What were the negatives of the empire?

A
  • Costly addition, at time when economy struggling to recover from turmoil of revolution.
  • Not financially self-sufficient: cost of administration outstripped revenue.
  • Impossible to ensure loyalty of those given land/positions in Empire. Even Napoleon’s brothers Joseph and Louis took an independent line, and Bernadotte betrayed N.
  • Maintenance of large empire required conscription of larger armies. French nucleus of army more loyal and motivated than those of satellite states. ‘Training’ given helped states of Europe when they turned their armies on napoleon in 1813-1814!

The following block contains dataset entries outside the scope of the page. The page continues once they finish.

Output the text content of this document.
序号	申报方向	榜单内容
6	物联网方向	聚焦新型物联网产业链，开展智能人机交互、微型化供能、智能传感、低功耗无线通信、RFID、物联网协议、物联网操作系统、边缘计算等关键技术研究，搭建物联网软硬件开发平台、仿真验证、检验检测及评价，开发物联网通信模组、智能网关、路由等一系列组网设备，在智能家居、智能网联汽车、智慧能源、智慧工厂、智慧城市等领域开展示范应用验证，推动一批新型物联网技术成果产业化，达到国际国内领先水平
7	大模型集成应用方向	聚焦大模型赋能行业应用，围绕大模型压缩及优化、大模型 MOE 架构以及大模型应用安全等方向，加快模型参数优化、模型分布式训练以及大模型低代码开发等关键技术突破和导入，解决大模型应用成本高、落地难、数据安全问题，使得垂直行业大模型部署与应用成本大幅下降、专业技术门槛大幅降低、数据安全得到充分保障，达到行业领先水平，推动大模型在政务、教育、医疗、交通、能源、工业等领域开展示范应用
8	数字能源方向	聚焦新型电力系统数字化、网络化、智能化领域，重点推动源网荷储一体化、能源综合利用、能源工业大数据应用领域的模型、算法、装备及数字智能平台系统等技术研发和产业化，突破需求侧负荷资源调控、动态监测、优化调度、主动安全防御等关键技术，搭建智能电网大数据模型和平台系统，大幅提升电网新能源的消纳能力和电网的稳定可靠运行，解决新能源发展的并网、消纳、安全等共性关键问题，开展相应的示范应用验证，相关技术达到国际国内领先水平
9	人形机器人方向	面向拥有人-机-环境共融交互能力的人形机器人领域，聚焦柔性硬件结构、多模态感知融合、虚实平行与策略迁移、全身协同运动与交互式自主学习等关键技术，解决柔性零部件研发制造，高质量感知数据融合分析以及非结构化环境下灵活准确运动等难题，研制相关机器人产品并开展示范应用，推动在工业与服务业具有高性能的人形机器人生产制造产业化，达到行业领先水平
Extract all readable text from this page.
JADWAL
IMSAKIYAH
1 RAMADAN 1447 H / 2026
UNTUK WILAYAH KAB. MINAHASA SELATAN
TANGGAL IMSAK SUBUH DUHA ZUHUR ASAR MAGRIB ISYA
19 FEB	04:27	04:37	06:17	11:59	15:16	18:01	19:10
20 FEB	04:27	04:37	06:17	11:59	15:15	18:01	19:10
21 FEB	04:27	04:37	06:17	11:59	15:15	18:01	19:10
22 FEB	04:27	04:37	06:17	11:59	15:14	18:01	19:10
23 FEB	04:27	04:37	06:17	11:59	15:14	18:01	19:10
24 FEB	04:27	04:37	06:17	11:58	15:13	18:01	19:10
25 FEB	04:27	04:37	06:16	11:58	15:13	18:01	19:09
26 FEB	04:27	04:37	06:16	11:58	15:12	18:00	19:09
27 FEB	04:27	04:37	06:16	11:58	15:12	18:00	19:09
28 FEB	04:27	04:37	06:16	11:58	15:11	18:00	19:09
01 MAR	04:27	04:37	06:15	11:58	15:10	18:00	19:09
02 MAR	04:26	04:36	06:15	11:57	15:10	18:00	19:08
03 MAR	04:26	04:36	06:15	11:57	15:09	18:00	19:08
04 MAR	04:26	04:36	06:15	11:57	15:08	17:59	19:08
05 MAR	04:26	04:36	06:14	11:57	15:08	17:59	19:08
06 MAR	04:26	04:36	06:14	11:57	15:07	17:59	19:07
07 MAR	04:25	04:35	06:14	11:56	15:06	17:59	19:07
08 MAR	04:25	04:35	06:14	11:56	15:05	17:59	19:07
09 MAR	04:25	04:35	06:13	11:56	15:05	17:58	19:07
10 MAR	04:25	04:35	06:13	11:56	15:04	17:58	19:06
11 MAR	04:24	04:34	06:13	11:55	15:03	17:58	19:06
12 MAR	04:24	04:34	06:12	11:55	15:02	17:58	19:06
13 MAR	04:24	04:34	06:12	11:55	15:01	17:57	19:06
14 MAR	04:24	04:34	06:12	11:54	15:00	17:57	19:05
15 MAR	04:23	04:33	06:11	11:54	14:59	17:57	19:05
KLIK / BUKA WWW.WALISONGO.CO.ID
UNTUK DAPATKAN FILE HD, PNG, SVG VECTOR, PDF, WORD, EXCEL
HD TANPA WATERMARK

  • Scholarships and positions given to imperial personnel reduced number available for true French citizens. Since most went to former nobility and the wealthy, this tended to reinforce class divisions.
  • Imposition of French ways not always welcomed. Resentment at conscription, taxation, attitude to the church and economic blockade. This led to uprisings.
  • Imposed an alien culture and gave rise to patriotic nationalist movements which sought to destroy Napoleon’s empire.